Os relatos dos participantes nas sessões finais do programa, de maneira diversa, se estenderam à melhora de problemas internalizantes, como ganho de autonomia para as crianças muito dependentes. Foi observado também que os pais compreenderam que, conforme eles mudam as crianças reagem e mudam também e, que essa mudança é gradual e decorrente de um processo de consistência e persistência. De acordo com seus relatos, a grande maioria terminou a intervenção do PROPAIS II motivada a manter-se nesse processo, na busca de melhor qualidade na interação com seus filhos.

Outro aspecto que pode ter influenciado na manutenção de diversos problemas comportamentais das crianças, detectados no pré-teste, é o tempo curto do programa.
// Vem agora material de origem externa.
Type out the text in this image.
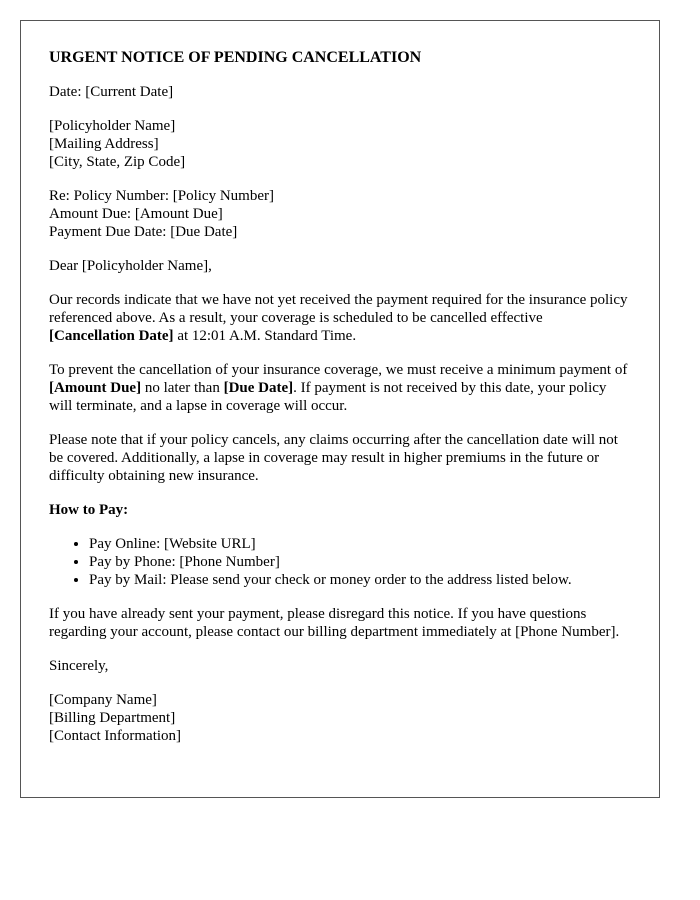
URGENT NOTICE OF PENDING CANCELLATION

Date: [Current Date]

[Policyholder Name]
[Mailing Address]
[City, State, Zip Code]
Re: Policy Number: [Policy Number]
Amount Due: [Amount Due]
Payment Due Date: [Due Date]

Dear [Policyholder Name],

Our records indicate that we have not yet received the payment required for the insurance policy referenced above. As a result, your coverage is scheduled to be cancelled effective [Cancellation Date] at 12:01 A.M. Standard Time.

To prevent the cancellation of your insurance coverage, we must receive a minimum payment of [Amount Due] no later than [Due Date]. If payment is not received by this date, your policy will terminate, and a lapse in coverage will occur.

Please note that if your policy cancels, any claims occurring after the cancellation date will not be covered. Additionally, a lapse in coverage may result in higher premiums in the future or difficulty obtaining new insurance.

How to Pay:
• Pay Online: [Website URL]
• Pay by Phone: [Phone Number]
• Pay by Mail: Please send your check or money order to the address listed below.

If you have already sent your payment, please disregard this notice. If you have questions regarding your account, please contact our billing department immediately at [Phone Number].

Sincerely,

[Company Name]
[Billing Department]
[Contact Information]
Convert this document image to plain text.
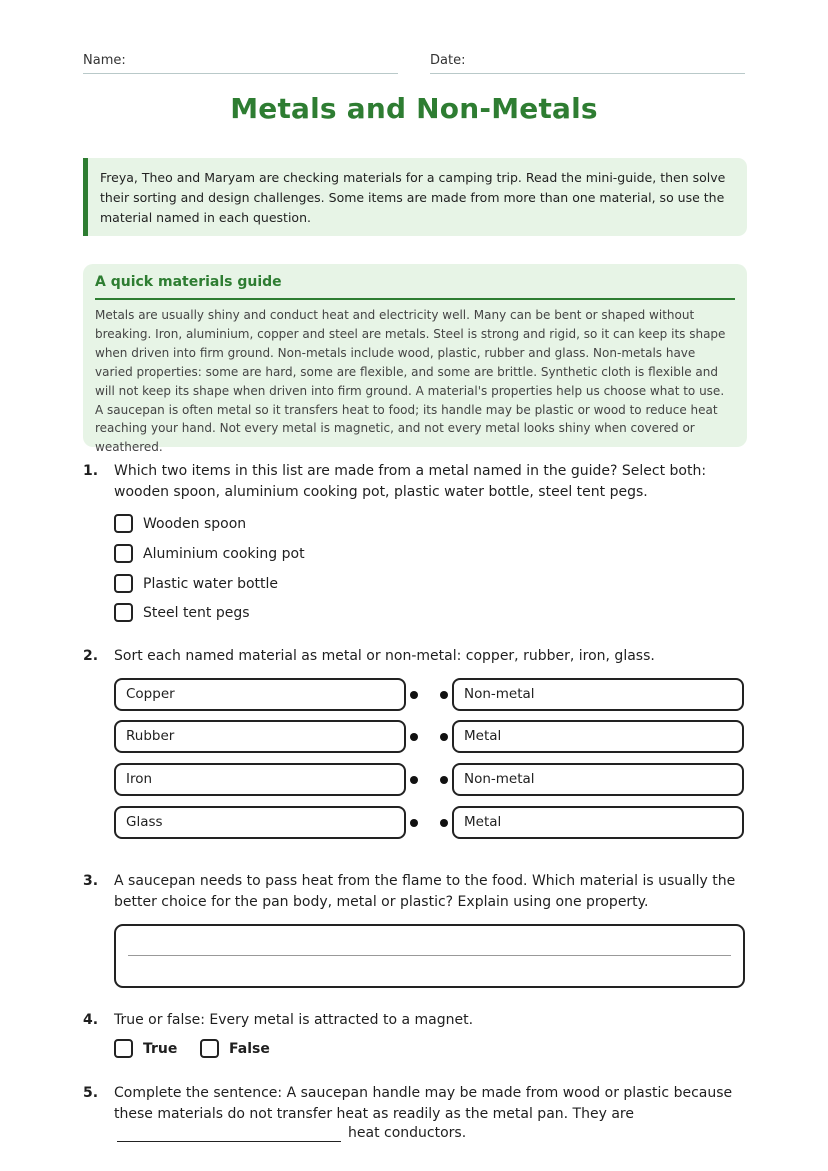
Name:	Date:
Metals and Non-Metals
Freya, Theo and Maryam are checking materials for a camping trip. Read the mini-guide, then solve their sorting and design challenges. Some items are made from more than one material, so use the material named in each question.
A quick materials guide

Metals are usually shiny and conduct heat and electricity well. Many can be bent or shaped without breaking. Iron, aluminium, copper and steel are metals. Steel is strong and rigid, so it can keep its shape when driven into firm ground. Non-metals include wood, plastic, rubber and glass. Non-metals have varied properties: some are hard, some are flexible, and some are brittle. Synthetic cloth is flexible and will not keep its shape when driven into firm ground. A material's properties help us choose what to use. A saucepan is often metal so it transfers heat to food; its handle may be plastic or wood to reduce heat reaching your hand. Not every metal is magnetic, and not every metal looks shiny when covered or weathered.

1. Which two items in this list are made from a metal named in the guide? Select both: wooden spoon, aluminium cooking pot, plastic water bottle, steel tent pegs.
Wooden spoon
Aluminium cooking pot
Plastic water bottle
Steel tent pegs
2. Sort each named material as metal or non-metal: copper, rubber, iron, glass.
Copper	Non-metal
Rubber	Metal
Iron	Non-metal
Glass	Metal
3. A saucepan needs to pass heat from the flame to the food. Which material is usually the better choice for the pan body, metal or plastic? Explain using one property.
4. True or false: Every metal is attracted to a magnet.
True	False
5. Complete the sentence: A saucepan handle may be made from wood or plastic because these materials do not transfer heat as readily as the metal pan. They are
heat conductors.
As seis sessões podem não ser suficientes para auxiliar os pais a, através da melhora de suas práticas educativas, melhorar o repertório comportamental de seus filhos. A mudança comportamental tende a ser demorada e pode não se instalar durante o breve intervalo das testagens, correspondentes a três meses.

A incorporação de follow-ups pode auxiliar a verificar se a mudança dos pais se mantém e começa a influenciar positivamente o comportamento infantil e/ou se seria necessária uma intervenção mais longa. Os próprios participantes, quando questionados na avaliação sobre a satisfação com o programa e sobre as sugestões que teriam, chamaram a atenção para a curta duração do grupo, afirmando que queriam participar de mais sessões. No entanto, reiteraram que não teriam disponibilidade de estarem presentes em mais sessões com

intervalos semanais, desejando que estas fossem espaçadas, o que dificultaria que se mantivesse a configuração de grupo, o que se tornaria inviável nesse estudo. É necessário avaliar, se a ampliação das sessões não acarretaria em uma perda ainda mais significativa da adesão dos pais, maior desafio encontrado durante a implantação do PROPAIS II.